In Nayapul aangekomen, persen we onszelf in een overvolle bus waar we nauwelijks in kunnen staan. Als we nog geen 2 minuten onderweg zijn, stoppen we alweer om een band te verwisselen. Dit gaat waarschijnlijk een lange en oncomfortabele rit worden. De verwachting is dat we zeker 2 (3?) uur onderweg zijn voor deze 40km. We hebben reeds gruwelverhalen gehoord over Jomson naar Pokhara (155km) waar Toni 13,5 uur over deed… We bedenken ons niet, vragen ons geld en bagage terug om verder te gaan liften. Met frisse tegenzin geeft de conducteur het geld terug en nadat we zelf onze tassen van het dak hebben gehaald, hebben we in no-time een lift te pakken. Onze chauffeur houdt wel van doorkachelen over de vreselijke wegen van Nepal en dus zijn we in 5 kwartier tijd in Pokhara, waar de bus minstens het dubbele over zou hebben gedaan. We slaan goed in aan groente, kaas en al het andere wat we zo gemist hebben en checken in in het vertrouwde hotel. Hier worden we weer verenigd met de rest van onze spullen en onze fietsen die inmiddels twee lekke banden blijken te hebben…
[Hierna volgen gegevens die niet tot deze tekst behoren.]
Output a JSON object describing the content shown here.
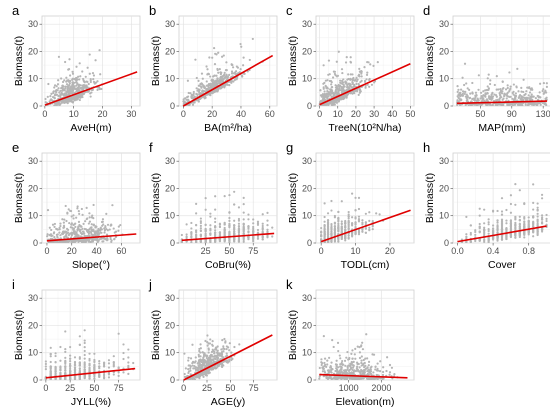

5 gedachtes over “Annapurna Circuit

  1. Ha Auke en Hilgien, ik had even niet meer bijgelezen maar wat een ontzettend bijzondere wandeltocht hebben jullie gemaakt. Prachtige foto’s. Ook ontzettend leuk om te lezen hoe jullie je erdoor heen slaan en de plannen beramen. Nog lang niet uitgereisd zo te lezen.

    Like

    1. Dank Sandra! Super dat je ons volgt en meegeniet:) Dank voor de reactie, heel leuk. Je liep niet echt achter hoor, wij liepen achter:) Zojuist Tibet geplaatst! Dus het volgende blog staat voor je klaar:)

      Like

    2. Ha Sandra, ja het is voor ons ook goed om steeds even de prachtfotos te bekijken, we vonden de Annapurna op een aantal stukken namelijk tegenvallen door de werkzaamheden.
      Qua planning valt nog veel te verbeteren, maar blijkbaar vinden we het prettig dat we ons zo min mogelijk vastleggen 🙂 open voor alles en daar heen waaien, waar de wind ons brengt 🙂

      Like

  2. Ziet er koud uit met die sneeuw en zo klinkt het ook, maar wat gaaf! En ook wel spannend met die hoogte(ziekte)! Kortom, wat een gebikkel weer 🙂 Prachtig!